Vor einer Woche hatte bereits die Notenbank Spaniens eine Vorabschätzung für das Wachstum im ersten Quartal veröffentlicht. Die Notenbanker waren allerdings zu einem etwas schwächeren Ergebnis als die Statistiker gekommen. Die Notenbank hatte eine Rate von minus 0,4 Prozent ermittelt.

Besorgniserregend sind vor allem die Banken

Gleichzeitig stufte die Ratingagentur Standard & Poor's (S&P) die Bonität für zahlreiche spanische Banken herab. Dies sei eine Folge der in der vergangenen Woche bekanntgegebenen skeptischeren Bewertung Spaniens, teilte S&P in Madrid mit. Die Bonitätsnoten für die beiden Großbanken BBVA und Santander wurden dabei wie für das Land Spanien selbst um zwei Stufen reduziert.

Die spanischen Banken leiden unter dem Zusammenbruch des heimischen Immobilienmarkts und gelten derzeit als einer der größten Problemfälle innerhalb der europäischen Schuldenkrise. Der Sektor ist geprägt von den beiden Großbanken sowie zahlreichen kleineren Instituten, die größtenteils regional tätig sind. Zudem hat das Land einen großen Sparkassensektor. Von den vielen Sparkassen mussten in der Schuldenkrise bereits einige Institute vom Staat gerettet werden.

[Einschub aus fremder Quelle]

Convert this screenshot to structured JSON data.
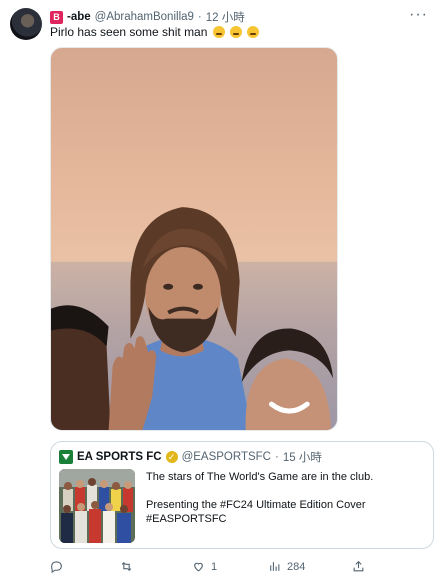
{
  "tweet": {
    "badge": "B",
    "display_name": "-abe",
    "handle": "@AbrahamBonilla9",
    "separator": "·",
    "time": "12 小時",
    "text": "Pirlo has seen some shit man",
    "emojis": [
      "crying-face",
      "crying-face",
      "rolling-on-floor-laughing"
    ],
    "more_label": "···"
  },
  "quoted": {
    "display_name": "EA SPORTS FC",
    "handle": "@EASPORTSFC",
    "separator": "·",
    "time": "15 小時",
    "line1": "The stars of The World's Game are in the club.",
    "line2": "Presenting the #FC24 Ultimate Edition Cover",
    "line3": "#EASPORTSFC"
  },
  "actions": {
    "reply_count": "",
    "retweet_count": "",
    "like_count": "1",
    "views_count": "284"
  },
  "colors": {
    "text": "#0f1419",
    "muted": "#536471",
    "border": "#cfd9de",
    "badge": "#e0245e",
    "ea_green": "#1a7f37",
    "verified_gold": "#e2b719"
  }
}
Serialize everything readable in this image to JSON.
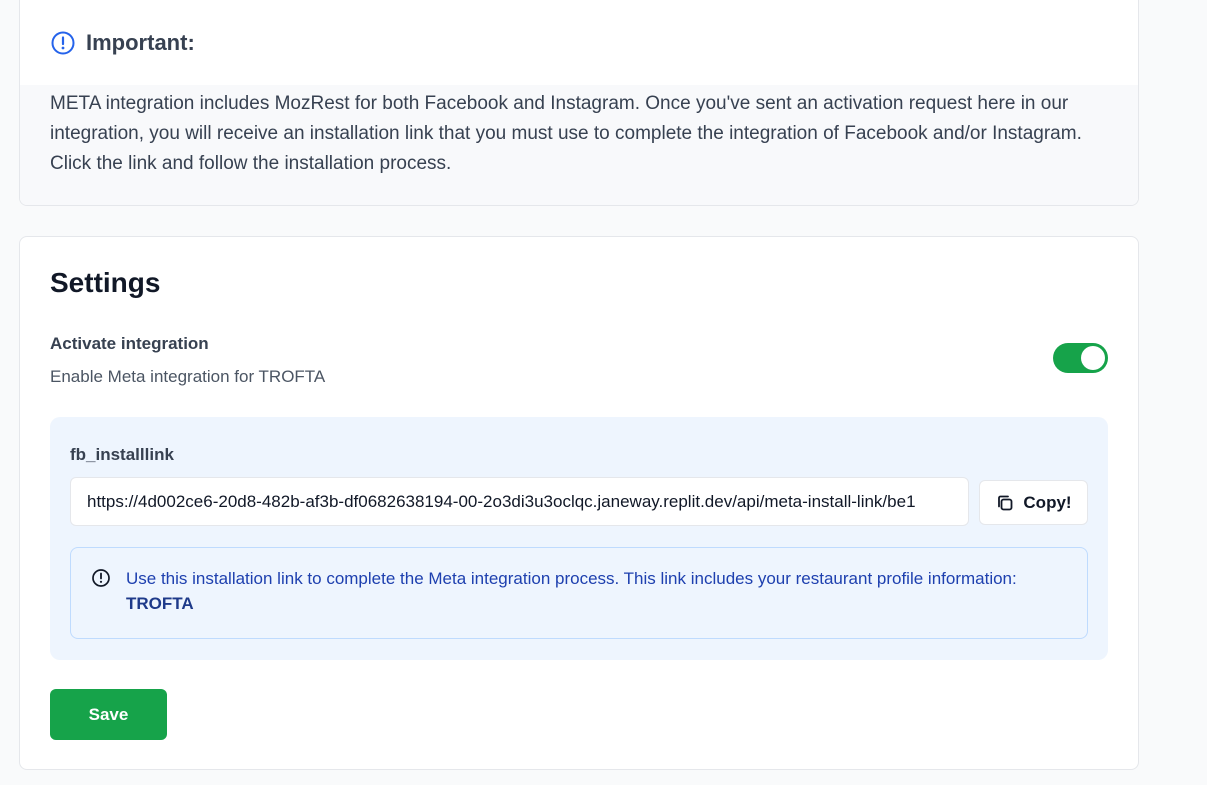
{
  "important": {
    "title": "Important:",
    "icon": "info-circle-icon",
    "body": "META integration includes MozRest for both Facebook and Instagram. Once you've sent an activation request here in our integration, you will receive an installation link that you must use to complete the integration of Facebook and/or Instagram. Click the link and follow the installation process."
  },
  "settings": {
    "title": "Settings",
    "activate_label": "Activate integration",
    "activate_description": "Enable Meta integration for TROFTA",
    "toggle_on": true,
    "link_label": "fb_installlink",
    "link_value": "https://4d002ce6-20d8-482b-af3b-df0682638194-00-2o3di3u3oclqc.janeway.replit.dev/api/meta-install-link/be1",
    "copy_label": "Copy!",
    "alert_text": "Use this installation link to complete the Meta integration process. This link includes your restaurant profile information: ",
    "alert_restaurant": "TROFTA",
    "save_label": "Save"
  },
  "colors": {
    "accent_green": "#16a34a",
    "info_blue": "#2563eb",
    "alert_bg": "#eef5fe"
  }
}
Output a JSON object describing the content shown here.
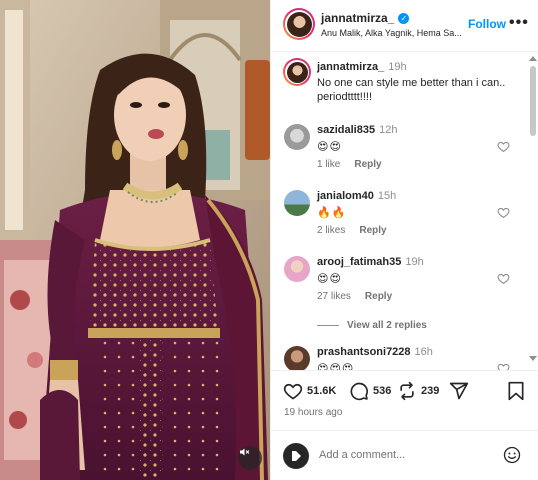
{
  "post": {
    "username": "jannatmirza_",
    "audio": "Anu Malik, Alka Yagnik, Hema Sa...",
    "follow_label": "Follow",
    "more_label": "•••"
  },
  "caption": {
    "username": "jannatmirza_",
    "time": "19h",
    "text": "No one can style me better than i can.. periodtttt!!!!"
  },
  "comments": [
    {
      "username": "sazidali835",
      "time": "12h",
      "emoji": "😍😍",
      "likes": "1 like",
      "reply": "Reply"
    },
    {
      "username": "janialom40",
      "time": "15h",
      "emoji": "🔥🔥",
      "likes": "2 likes",
      "reply": "Reply"
    },
    {
      "username": "arooj_fatimah35",
      "time": "19h",
      "emoji": "😍😍",
      "likes": "27 likes",
      "reply": "Reply",
      "view_replies": "View all 2 replies"
    },
    {
      "username": "prashantsoni7228",
      "time": "16h",
      "emoji": "😍😍😍"
    }
  ],
  "actions": {
    "likes": "51.6K",
    "comments": "536",
    "reposts": "239",
    "posted_ago": "19 hours ago"
  },
  "add_comment": {
    "placeholder": "Add a comment..."
  },
  "icons": [
    "verified-icon",
    "more-icon",
    "heart-icon",
    "comment-icon",
    "repost-icon",
    "share-icon",
    "bookmark-icon",
    "emoji-icon",
    "mute-icon"
  ],
  "colors": {
    "accent": "#0095f6",
    "text": "#262626",
    "muted": "#737373",
    "dress": "#5a1838",
    "gold": "#c9a35a"
  }
}
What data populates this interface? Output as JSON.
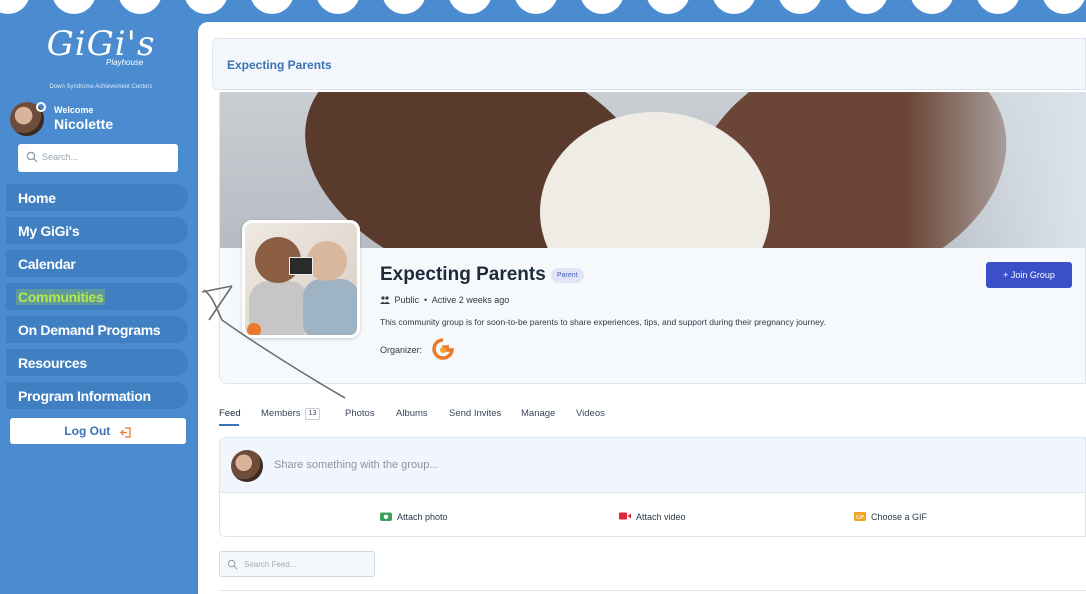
{
  "logo": {
    "mark": "GiGi's",
    "sub": "Playhouse",
    "tagline": "Down Syndrome Achievement Centers"
  },
  "user": {
    "welcome": "Welcome",
    "name": "Nicolette"
  },
  "sidebar": {
    "search_placeholder": "Search...",
    "items": [
      {
        "label": "Home"
      },
      {
        "label": "My GiGi's"
      },
      {
        "label": "Calendar"
      },
      {
        "label": "Communities",
        "active": true
      },
      {
        "label": "On Demand Programs"
      },
      {
        "label": "Resources"
      },
      {
        "label": "Program Information"
      }
    ],
    "logout": "Log Out"
  },
  "header": {
    "title": "Expecting Parents"
  },
  "group": {
    "name": "Expecting Parents",
    "badge": "Parent",
    "visibility": "Public",
    "activity": "Active 2 weeks ago",
    "description": "This community group is for soon-to-be parents to share experiences, tips, and support during their pregnancy journey.",
    "organizer_label": "Organizer:",
    "join_label": "+ Join Group"
  },
  "tabs": [
    {
      "label": "Feed",
      "active": true
    },
    {
      "label": "Members",
      "count": "13"
    },
    {
      "label": "Photos"
    },
    {
      "label": "Albums"
    },
    {
      "label": "Send Invites"
    },
    {
      "label": "Manage"
    },
    {
      "label": "Videos"
    }
  ],
  "composer": {
    "placeholder": "Share something with the group...",
    "actions": [
      {
        "label": "Attach photo",
        "icon": "camera-icon",
        "color": "#3aa15a"
      },
      {
        "label": "Attach video",
        "icon": "video-icon",
        "color": "#e0243a"
      },
      {
        "label": "Choose a GIF",
        "icon": "gif-icon",
        "color": "#f2a524"
      }
    ]
  },
  "feed_search": {
    "placeholder": "Search Feed..."
  },
  "colors": {
    "sidebar_bg": "#4a8ccf",
    "nav_item": "#3f7fc2",
    "active_highlight": "#b6e84a",
    "join_button": "#3a4fc8",
    "brand_orange": "#e9792b"
  }
}
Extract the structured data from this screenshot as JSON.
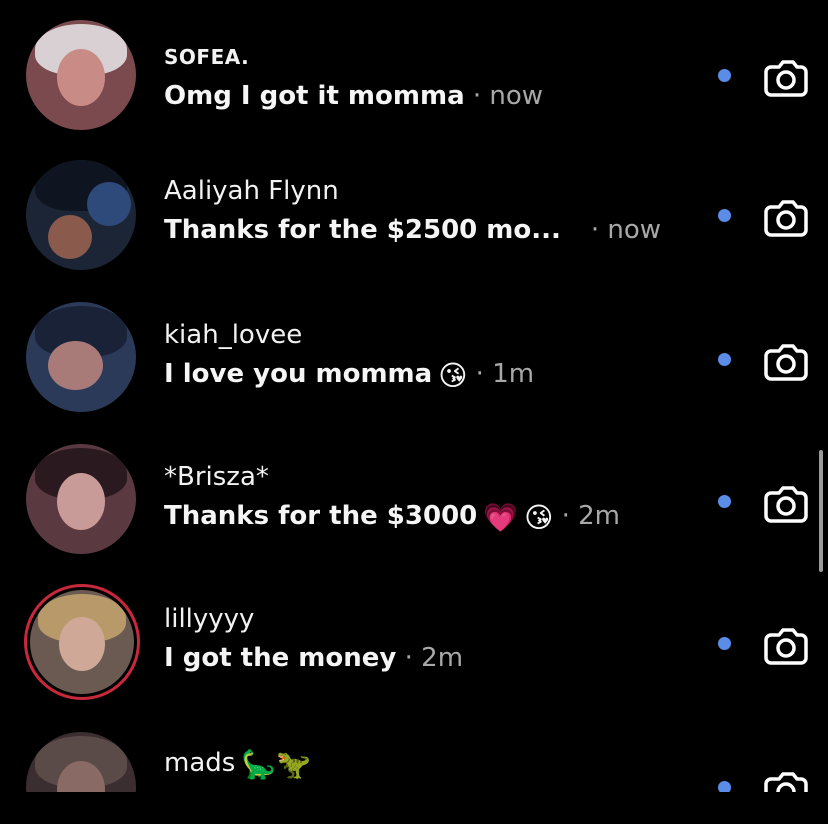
{
  "conversations": [
    {
      "name": "SOFEA.",
      "message": "Omg I got it momma",
      "time": " · now",
      "emojis": [],
      "unread": true,
      "story_ring": false
    },
    {
      "name": "Aaliyah Flynn",
      "message": "Thanks for the $2500 mo...",
      "time": "· now",
      "emojis": [],
      "unread": true,
      "story_ring": false
    },
    {
      "name": "kiah_lovee",
      "message": "I love you momma",
      "time": " · 1m",
      "emojis": [
        "😘"
      ],
      "unread": true,
      "story_ring": false
    },
    {
      "name": "*Brisza*",
      "message": "Thanks for the $3000",
      "time": " · 2m",
      "emojis": [
        "💗",
        "😘"
      ],
      "unread": true,
      "story_ring": false
    },
    {
      "name": "lillyyyy",
      "message": "I got the money",
      "time": " · 2m",
      "emojis": [],
      "unread": true,
      "story_ring": true
    },
    {
      "name": "mads",
      "name_emojis": "🦕🦖",
      "unread": true,
      "story_ring": false
    }
  ],
  "icons": {
    "camera": "camera-icon",
    "unread": "unread-dot-icon"
  },
  "colors": {
    "background": "#000000",
    "unread_dot": "#5b8de8",
    "story_ring": "#c8283c",
    "timestamp": "#a8a8a8"
  }
}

Experten gehen davon aus, dass der Druck auf spanische Banken noch steigen wird, da weiterhin mit fallenden Preisen auf dem Immobilienmarkt zu rechnen ist. In der Eurozone wird diskutiert, ob der Rettungsfonds EFSF spanischen Banken direkt unter die Arme greifen könnte. Dies lehnt Deutschland strikt ab.